Patients in the Phase 1b MonumenTAL-2 study (n=35) were treated with subcutaneous (SC) talquetamab at the RP2D of 0.8 mg/kg Q2W (n=19) or 0.4 mg/kg QW (n=16) with step-up doses, plus 2.0 mg of oral pomalidomide daily. At a median follow-up of 16.8 months (range, 1.2-25.1), response-evaluable patients demonstrated an ORR of 88.6% (VGPR or better, 80%).

“With multiple dosing options and the ability to be used both before or after CAR-T therapy and BCMA bispecifics, talquetamab is an important and versatile treatment option for the treatment of relapsed or refractory multiple myeloma,” said Jordan Schecter MD, vice president, Disease Area Leader, Multiple Myeloma, at Johnson & Johnson Innovative Medicine. “The manageable rate of grade 3/4 infections seen in MonumenTAL-2 suggests the flexibility of talquetamab as a combination partner with an immunomodulatory agent for patients who continue to face limited treatment options with this complex haematologic disease.”

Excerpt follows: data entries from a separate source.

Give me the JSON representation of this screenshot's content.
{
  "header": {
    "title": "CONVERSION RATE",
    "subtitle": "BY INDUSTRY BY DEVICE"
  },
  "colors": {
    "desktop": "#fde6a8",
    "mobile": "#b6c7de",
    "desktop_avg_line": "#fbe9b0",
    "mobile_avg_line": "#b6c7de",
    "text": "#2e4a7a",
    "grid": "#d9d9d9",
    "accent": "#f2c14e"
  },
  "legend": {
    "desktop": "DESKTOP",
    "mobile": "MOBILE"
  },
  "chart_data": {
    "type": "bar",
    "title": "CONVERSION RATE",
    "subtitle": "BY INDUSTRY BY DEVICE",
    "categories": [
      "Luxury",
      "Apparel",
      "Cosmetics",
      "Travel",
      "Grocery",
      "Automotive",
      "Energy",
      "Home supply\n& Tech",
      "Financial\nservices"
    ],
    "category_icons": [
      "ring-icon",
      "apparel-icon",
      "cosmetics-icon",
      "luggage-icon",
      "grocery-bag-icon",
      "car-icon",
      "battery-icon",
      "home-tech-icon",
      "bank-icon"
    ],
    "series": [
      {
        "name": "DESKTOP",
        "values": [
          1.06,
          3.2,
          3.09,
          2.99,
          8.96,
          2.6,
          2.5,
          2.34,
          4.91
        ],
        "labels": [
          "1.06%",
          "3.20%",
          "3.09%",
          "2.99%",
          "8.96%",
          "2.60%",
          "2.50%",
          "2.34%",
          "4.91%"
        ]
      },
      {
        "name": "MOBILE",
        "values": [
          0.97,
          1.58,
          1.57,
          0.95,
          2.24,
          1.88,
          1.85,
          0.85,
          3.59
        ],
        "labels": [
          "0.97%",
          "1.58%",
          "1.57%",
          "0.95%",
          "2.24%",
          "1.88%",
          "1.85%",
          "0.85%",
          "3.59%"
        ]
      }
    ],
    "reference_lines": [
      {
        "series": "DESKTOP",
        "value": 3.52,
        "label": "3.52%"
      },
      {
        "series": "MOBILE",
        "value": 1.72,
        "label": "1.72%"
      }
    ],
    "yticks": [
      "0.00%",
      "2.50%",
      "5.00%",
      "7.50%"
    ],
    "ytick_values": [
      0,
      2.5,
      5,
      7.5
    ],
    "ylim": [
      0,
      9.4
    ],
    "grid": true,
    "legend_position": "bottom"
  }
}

At 12 months, 80.4% of patients who achieved a CR or better maintained their response.2 The progression-free survival (PFS) rate at 12 months was 72.6%. The most common grade 3/4 haematologic AEs were neutropenia (57.1%), anaemia (25.7%), and thrombocytopenia (20%). Taste, nail, skin, and rash toxicities of any grade occurred in 85.7%, 68.6%, 74.3%, and 28.6% of patients, respectively; the majority were grade 1/2 with few discontinuations.2 Cytokine release syndrome (CRS) occurred in 74.3% and infections occurred in 80% (22.9% grade 3/4) of patients.